Unsere Problematik löst das leider aktuell immer noch nicht.

Also kontaktiere ich die Ausrufer der aktuellen Meldung - das LDI NRW. Und werde enttäuscht: Mit bemerkenswert wenig Enthusiasmus teilt man mir mit, dass die Angelegenheit ihrerseits durch die online veröffentlichte Stellungnahme erledigt sei. "Wie bitte?!"

So im Regen stehen gelassen, Anfragen per Telefon als auch per E-Mail schlicht ignoriert, bleibt uns nichts anderes übrig, als die Interpretation der Situation im Sinne aller Beteiligten selbst vorzunehmen.

In der Verlautbarung des LDI heißt es:

(...) Eine Datenverarbeitung im Auftrag gemäß Art. 28 Datenschutz-Grundverordnung (DS-GVO) ist in den Fällen zu bejahen, in denen einem Steuerberater eine Aufgabe ohne eigene Entscheidungskompetenzen übertragen wird. Dies ist etwa bei der reinen Lohn- und Gehaltsabrechnung der Fall (...)

Jeder Steuerberater, mit dem ich in den letzten Tagen zu diesem Thema gesprochen habe, versicherte mir, dass die Lohn- und Gehaltsbuchhaltung keine Aufgabe ohne eigene Entscheidungskompetenz und demzufolge diese Leistung zur Kategorie der Beratung in eigener Verantwortung zuzurechnen sei.

Natürlich muss diese Frage stets im Einzelfall geprüft werden, aber grundsätzlich gehen wir - nach aktuellem Stand - davon aus, dass unter der erwähnten Voraussetzung der Abschluss einer Vereinbarung zur Auftragsverarbeitung mit Steuerberatern tatsächlich nicht angezeigt ist.

P.S.: Eine völlig andere Einschätzung der Angelegenheit vertritt im Übrigen das BayLDA (Bayerische Landesamt für Datenschutzaufsicht); sie formulieren in einer kurzen Stellungnahme sehr deutlich, warum gerade keine Auftragsvereinbarung vorliegen kann.

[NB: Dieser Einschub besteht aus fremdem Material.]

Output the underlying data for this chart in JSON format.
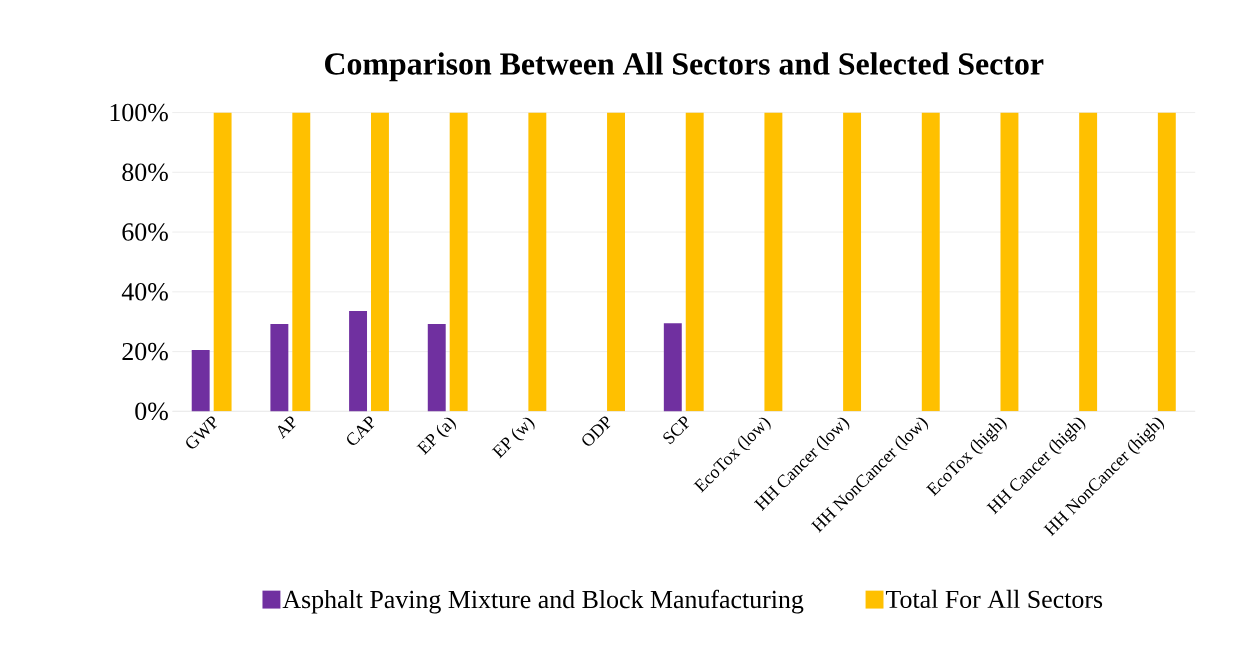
{
  "chart_data": {
    "type": "bar",
    "title": "Comparison Between All Sectors and Selected Sector",
    "categories": [
      "GWP",
      "AP",
      "CAP",
      "EP (a)",
      "EP (w)",
      "ODP",
      "SCP",
      "EcoTox (low)",
      "HH Cancer (low)",
      "HH NonCancer (low)",
      "EcoTox (high)",
      "HH Cancer (high)",
      "HH NonCancer (high)"
    ],
    "series": [
      {
        "name": "Asphalt Paving Mixture and Block Manufacturing",
        "color": "#7030a0",
        "values": [
          20.5,
          29.2,
          33.6,
          29.2,
          0,
          0,
          29.5,
          0,
          0,
          0,
          0,
          0,
          0
        ]
      },
      {
        "name": "Total For All Sectors",
        "color": "#ffc000",
        "values": [
          100,
          100,
          100,
          100,
          100,
          100,
          100,
          100,
          100,
          100,
          100,
          100,
          100
        ]
      }
    ],
    "ylim": [
      0,
      100
    ],
    "yticks": [
      {
        "value": 0,
        "label": "0%"
      },
      {
        "value": 20,
        "label": "20%"
      },
      {
        "value": 40,
        "label": "40%"
      },
      {
        "value": 60,
        "label": "60%"
      },
      {
        "value": 80,
        "label": "80%"
      },
      {
        "value": 100,
        "label": "100%"
      }
    ],
    "grid": "y",
    "legend": "bottom"
  }
}
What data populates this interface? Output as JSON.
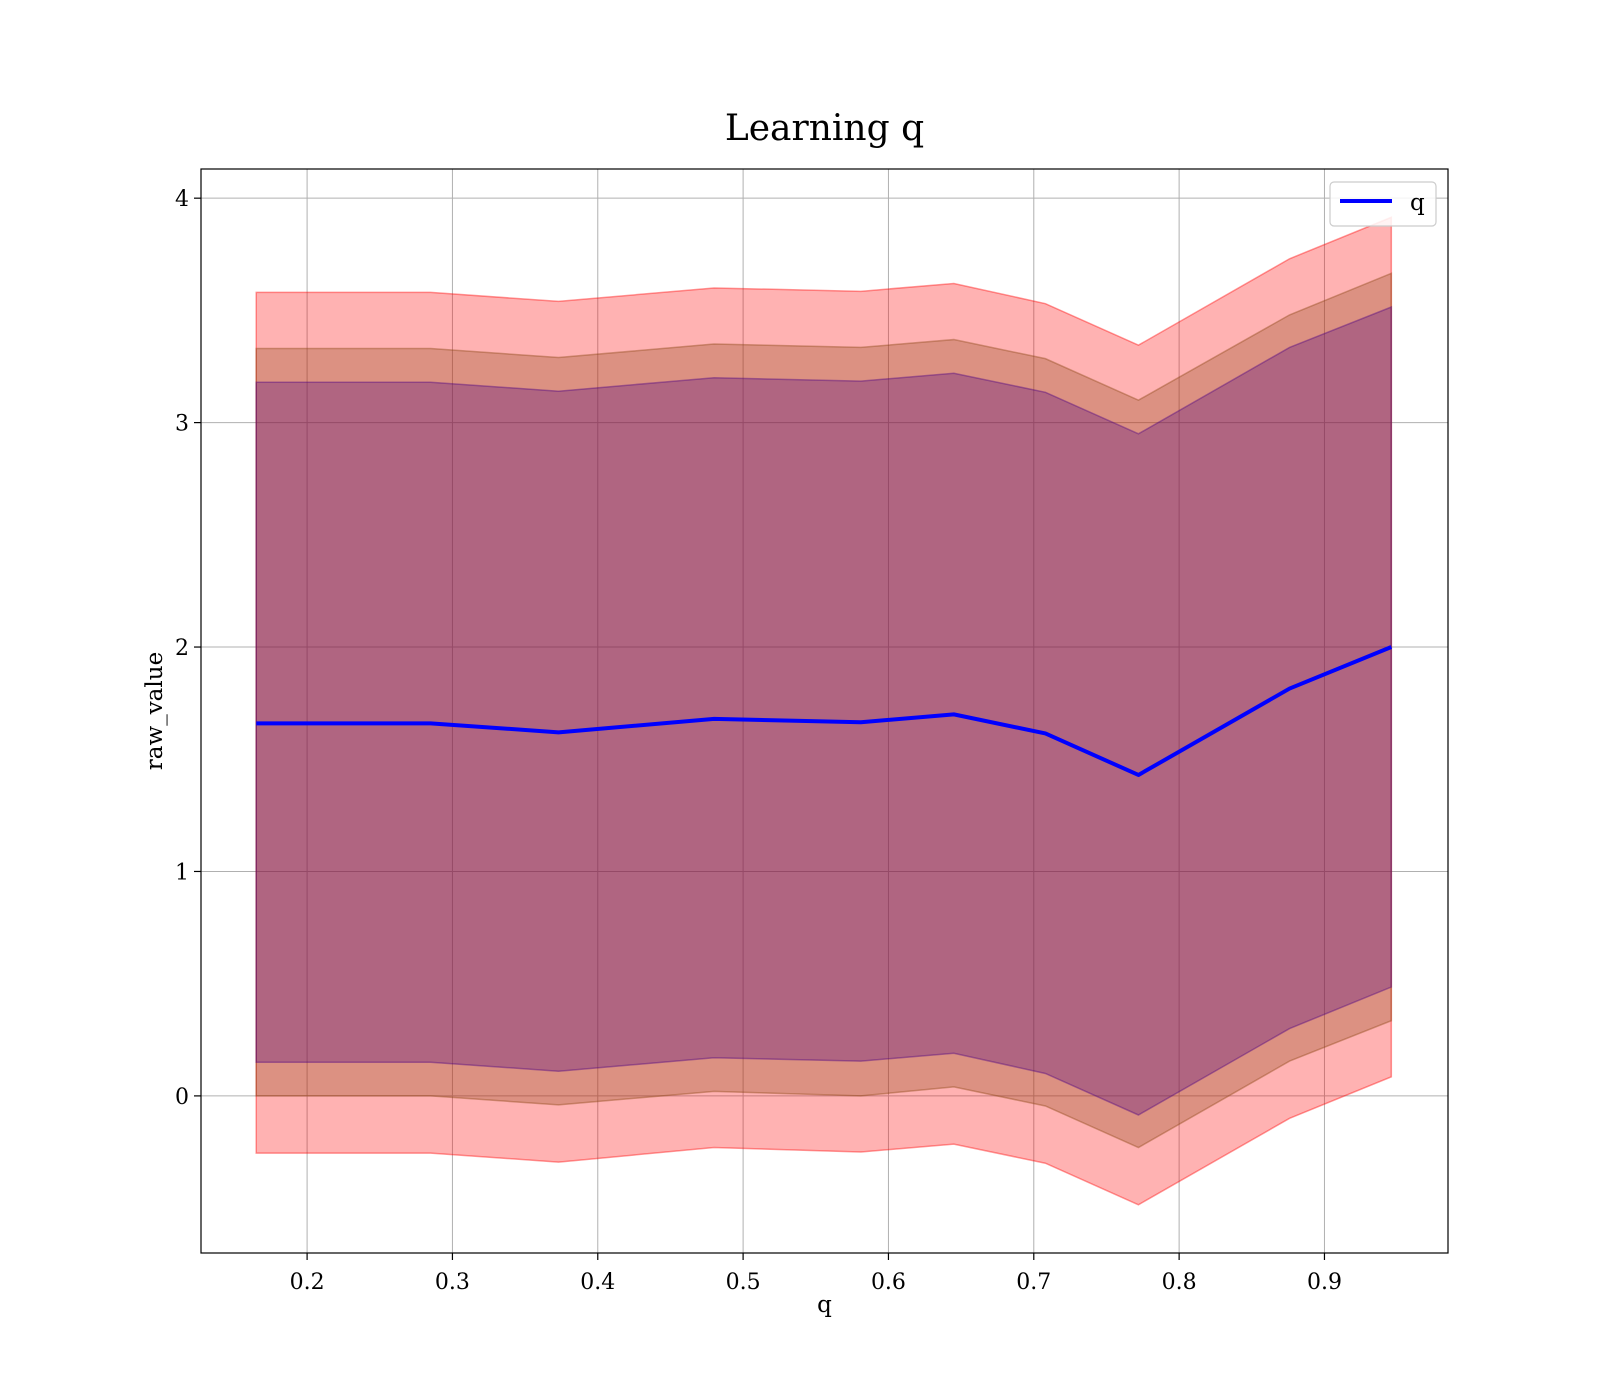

Nun ist das BayLDA für unsere westfälischen Kunden nicht zuständig; dennoch gehen wir davon aus, dass die vorliegende Einschätzung der Realität eher Rechnung trägt, als das, was das LDI NRW uns Glauben machen möchte.

#We are Bayern

Demzufolge werden wir derzeit, nach Rücksprache mit dem jeweiligen Steuerberater, die Leistung der Lohn- und Gehaltsbuchhaltung als Tätigkeit mit eigener Entscheidungskompetenz werten und im Regelfall keine Vereinbarung zur Auftragsverarbeitung abschließen.